Série de photos prises par Camille, il y a deux ans. Je me suis contentée de les recadrer. Comme le masque anti-mouches de Chimo est au sol derrière André, je présume que le but de l'exercice était tout simplement de le lui mettre, un jour où celui-ci n'en avait probablement pas envie.
André demande à Chimo de venir le voir et Chimo rouspète, car il a une réputation d'étalon indépendant à faire respecter...
Confrontation entre deux esprits aussi obstinés l'un que l'autre. Chimo sait très bien ce que lui demande André, mais ça l'agace! Et quand Chimo est agacé, il secoue la tête... ce qui donne des photos plutôt cocasses!
Alors qu'André demeure calme et ancré, en faisant signe à Chimo de venir le voir, Chimo fait les cent pas, résiste mentalement et... secoue la tête! C'est un peu le doigt d'honneur des chevaux...

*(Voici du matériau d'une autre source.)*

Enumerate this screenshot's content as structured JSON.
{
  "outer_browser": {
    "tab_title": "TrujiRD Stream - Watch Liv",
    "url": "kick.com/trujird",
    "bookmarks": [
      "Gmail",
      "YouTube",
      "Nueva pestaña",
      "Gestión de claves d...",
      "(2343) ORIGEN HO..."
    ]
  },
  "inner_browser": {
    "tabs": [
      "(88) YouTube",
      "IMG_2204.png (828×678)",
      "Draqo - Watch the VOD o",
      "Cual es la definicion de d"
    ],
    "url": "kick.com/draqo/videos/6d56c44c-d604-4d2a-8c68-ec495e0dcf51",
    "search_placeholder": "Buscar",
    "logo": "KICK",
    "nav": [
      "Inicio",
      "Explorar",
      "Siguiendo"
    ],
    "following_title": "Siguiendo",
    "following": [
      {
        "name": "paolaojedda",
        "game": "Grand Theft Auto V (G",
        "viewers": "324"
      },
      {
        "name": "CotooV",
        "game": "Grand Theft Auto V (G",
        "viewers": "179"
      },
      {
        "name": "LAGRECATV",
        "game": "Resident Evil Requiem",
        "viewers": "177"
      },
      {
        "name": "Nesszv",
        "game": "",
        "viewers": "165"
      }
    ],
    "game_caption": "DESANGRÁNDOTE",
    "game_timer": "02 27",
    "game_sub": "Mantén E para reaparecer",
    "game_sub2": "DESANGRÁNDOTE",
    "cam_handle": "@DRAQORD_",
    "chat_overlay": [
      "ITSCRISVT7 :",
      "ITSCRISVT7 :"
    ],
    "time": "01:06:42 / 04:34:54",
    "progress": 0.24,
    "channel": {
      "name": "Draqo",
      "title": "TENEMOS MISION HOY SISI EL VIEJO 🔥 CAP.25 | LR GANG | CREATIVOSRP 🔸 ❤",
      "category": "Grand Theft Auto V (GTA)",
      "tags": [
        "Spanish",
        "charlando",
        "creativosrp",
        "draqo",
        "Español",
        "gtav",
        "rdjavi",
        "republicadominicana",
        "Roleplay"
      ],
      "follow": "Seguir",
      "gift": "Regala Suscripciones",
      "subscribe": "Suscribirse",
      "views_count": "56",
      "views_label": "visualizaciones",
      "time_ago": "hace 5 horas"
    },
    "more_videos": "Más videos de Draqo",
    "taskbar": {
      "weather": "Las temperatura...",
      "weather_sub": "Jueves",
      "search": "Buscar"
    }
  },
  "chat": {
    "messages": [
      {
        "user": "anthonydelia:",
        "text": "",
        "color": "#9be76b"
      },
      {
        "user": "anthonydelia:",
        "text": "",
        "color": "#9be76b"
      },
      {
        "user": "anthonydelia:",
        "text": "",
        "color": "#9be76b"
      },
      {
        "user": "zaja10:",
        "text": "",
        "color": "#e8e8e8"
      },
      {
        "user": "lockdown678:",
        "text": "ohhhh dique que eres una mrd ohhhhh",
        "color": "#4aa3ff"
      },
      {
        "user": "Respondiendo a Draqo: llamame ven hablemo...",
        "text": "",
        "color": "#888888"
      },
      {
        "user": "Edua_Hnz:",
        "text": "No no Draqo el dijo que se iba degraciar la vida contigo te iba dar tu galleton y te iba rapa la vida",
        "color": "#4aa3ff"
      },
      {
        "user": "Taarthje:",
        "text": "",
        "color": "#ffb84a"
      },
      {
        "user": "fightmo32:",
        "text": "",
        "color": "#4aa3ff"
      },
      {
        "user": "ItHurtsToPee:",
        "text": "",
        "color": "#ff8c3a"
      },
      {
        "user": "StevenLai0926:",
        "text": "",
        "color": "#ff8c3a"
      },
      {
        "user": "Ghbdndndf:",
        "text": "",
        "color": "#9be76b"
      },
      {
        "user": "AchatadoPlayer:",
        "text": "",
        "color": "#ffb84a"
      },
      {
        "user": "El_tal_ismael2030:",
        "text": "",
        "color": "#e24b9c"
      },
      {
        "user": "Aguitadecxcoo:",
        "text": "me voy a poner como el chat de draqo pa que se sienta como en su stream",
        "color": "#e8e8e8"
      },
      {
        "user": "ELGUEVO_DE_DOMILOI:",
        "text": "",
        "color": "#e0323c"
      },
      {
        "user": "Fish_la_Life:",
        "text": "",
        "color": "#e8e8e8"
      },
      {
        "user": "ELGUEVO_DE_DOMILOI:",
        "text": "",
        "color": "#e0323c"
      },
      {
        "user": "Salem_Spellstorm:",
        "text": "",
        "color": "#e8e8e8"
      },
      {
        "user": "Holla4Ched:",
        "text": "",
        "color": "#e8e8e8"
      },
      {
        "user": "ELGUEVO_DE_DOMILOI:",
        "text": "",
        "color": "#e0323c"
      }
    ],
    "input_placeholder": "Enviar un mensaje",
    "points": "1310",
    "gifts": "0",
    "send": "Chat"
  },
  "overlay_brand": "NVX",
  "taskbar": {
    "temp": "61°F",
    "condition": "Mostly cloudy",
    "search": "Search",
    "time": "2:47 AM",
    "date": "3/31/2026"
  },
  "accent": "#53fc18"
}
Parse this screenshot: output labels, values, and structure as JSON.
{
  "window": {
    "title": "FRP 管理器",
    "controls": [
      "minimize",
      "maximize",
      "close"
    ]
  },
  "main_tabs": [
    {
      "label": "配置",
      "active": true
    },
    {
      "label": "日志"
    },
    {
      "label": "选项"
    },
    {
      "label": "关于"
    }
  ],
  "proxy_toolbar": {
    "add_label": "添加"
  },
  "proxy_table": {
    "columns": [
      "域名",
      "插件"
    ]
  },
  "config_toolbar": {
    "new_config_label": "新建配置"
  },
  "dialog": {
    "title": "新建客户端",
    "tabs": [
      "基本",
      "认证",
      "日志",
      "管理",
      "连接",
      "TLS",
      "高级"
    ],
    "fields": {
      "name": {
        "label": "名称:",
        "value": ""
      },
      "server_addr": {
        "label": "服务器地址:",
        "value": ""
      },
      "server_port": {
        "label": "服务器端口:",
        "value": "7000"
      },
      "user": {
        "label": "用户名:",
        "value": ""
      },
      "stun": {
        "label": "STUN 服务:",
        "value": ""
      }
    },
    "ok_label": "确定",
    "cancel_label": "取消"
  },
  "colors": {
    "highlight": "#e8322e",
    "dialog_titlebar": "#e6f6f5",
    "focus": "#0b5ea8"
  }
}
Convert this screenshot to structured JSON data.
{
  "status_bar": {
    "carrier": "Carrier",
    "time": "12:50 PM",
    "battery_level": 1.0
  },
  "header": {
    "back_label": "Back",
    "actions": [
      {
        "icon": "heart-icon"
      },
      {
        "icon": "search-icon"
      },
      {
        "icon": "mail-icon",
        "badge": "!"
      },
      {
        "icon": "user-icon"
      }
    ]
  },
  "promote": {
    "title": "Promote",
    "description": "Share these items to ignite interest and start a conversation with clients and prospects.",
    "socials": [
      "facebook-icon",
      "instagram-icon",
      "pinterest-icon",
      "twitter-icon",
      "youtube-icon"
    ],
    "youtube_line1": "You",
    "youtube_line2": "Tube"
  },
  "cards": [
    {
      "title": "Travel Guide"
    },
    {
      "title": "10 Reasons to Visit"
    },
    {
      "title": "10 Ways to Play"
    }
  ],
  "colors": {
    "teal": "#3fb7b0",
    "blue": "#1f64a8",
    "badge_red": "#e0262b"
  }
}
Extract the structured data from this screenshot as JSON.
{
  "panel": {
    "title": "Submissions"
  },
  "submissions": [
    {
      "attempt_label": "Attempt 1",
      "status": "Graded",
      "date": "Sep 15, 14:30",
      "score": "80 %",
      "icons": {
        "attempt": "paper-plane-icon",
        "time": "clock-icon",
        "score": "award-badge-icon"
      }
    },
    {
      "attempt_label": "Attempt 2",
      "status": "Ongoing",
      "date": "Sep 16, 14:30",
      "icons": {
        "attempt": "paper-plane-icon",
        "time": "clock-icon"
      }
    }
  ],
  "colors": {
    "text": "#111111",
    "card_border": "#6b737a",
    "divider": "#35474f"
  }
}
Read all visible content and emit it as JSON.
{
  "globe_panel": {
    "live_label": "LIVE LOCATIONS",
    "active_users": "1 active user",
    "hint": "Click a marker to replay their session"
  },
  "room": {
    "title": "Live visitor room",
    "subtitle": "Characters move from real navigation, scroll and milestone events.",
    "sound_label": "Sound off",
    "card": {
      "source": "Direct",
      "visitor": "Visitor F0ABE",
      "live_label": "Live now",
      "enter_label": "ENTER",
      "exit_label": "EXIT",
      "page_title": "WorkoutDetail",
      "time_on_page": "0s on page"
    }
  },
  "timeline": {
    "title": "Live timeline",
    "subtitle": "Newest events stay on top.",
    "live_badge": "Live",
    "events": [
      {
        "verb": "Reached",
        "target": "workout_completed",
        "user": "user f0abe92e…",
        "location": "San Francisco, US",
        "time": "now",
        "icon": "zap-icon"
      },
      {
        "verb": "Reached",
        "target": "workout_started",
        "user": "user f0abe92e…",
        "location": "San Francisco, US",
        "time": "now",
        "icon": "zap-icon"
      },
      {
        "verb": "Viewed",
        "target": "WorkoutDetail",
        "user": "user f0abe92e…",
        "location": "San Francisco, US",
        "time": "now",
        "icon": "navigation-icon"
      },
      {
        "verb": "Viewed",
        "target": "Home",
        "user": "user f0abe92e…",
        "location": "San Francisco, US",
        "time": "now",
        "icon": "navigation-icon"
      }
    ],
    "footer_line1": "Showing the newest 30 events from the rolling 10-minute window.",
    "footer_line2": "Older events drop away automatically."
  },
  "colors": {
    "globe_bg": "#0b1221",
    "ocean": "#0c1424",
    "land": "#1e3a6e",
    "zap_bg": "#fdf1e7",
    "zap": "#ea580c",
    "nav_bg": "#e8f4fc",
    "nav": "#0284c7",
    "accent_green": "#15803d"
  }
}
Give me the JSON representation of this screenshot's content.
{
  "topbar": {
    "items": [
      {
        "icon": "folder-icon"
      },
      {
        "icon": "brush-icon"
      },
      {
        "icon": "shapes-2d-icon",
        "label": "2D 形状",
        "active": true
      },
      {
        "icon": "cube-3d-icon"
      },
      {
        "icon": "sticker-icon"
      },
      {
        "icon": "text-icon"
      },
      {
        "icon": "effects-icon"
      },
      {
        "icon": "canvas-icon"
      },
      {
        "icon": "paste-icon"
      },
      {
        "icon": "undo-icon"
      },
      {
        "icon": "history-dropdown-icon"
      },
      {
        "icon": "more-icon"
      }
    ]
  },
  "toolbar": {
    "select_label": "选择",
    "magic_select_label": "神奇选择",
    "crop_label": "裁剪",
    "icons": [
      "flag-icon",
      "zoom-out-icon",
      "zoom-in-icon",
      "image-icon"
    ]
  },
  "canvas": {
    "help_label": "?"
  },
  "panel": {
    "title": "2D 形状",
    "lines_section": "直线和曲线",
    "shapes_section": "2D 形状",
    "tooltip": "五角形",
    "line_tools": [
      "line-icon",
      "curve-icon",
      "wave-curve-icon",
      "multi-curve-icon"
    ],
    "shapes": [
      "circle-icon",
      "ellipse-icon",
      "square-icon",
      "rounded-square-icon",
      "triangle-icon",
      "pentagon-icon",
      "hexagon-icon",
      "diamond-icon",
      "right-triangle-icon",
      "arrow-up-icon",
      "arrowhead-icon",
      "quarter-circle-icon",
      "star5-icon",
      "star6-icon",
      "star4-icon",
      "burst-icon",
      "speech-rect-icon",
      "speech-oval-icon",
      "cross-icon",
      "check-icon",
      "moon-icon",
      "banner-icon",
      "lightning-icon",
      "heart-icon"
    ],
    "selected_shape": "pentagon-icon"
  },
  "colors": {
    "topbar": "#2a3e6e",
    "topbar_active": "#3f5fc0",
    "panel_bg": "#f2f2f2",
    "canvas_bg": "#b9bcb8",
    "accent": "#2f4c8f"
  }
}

Chimo : Non! Non! Non! Je ne cèderai pas! Je sais ce que tu demandes, mais ça m'agaaaace!
André : Je sais. Viens me voir quand-même...
Chimo (ronchonnant) : Bon, ok d'abord... on ne va pas y passer la journée, comme tu insistes...
André (toujours aussi posé) : merci.
Chimo (in petto) : Tout ça pour ça!
Petite note sur Chimo :
Chimo a eu une enfance difficile. Il semble qu'il ait passé les six premières années de sa vie dans un rond de longe de 18 mètres de diamètre, à trotter et galoper dans un sens et dans l'autre, jour après jour.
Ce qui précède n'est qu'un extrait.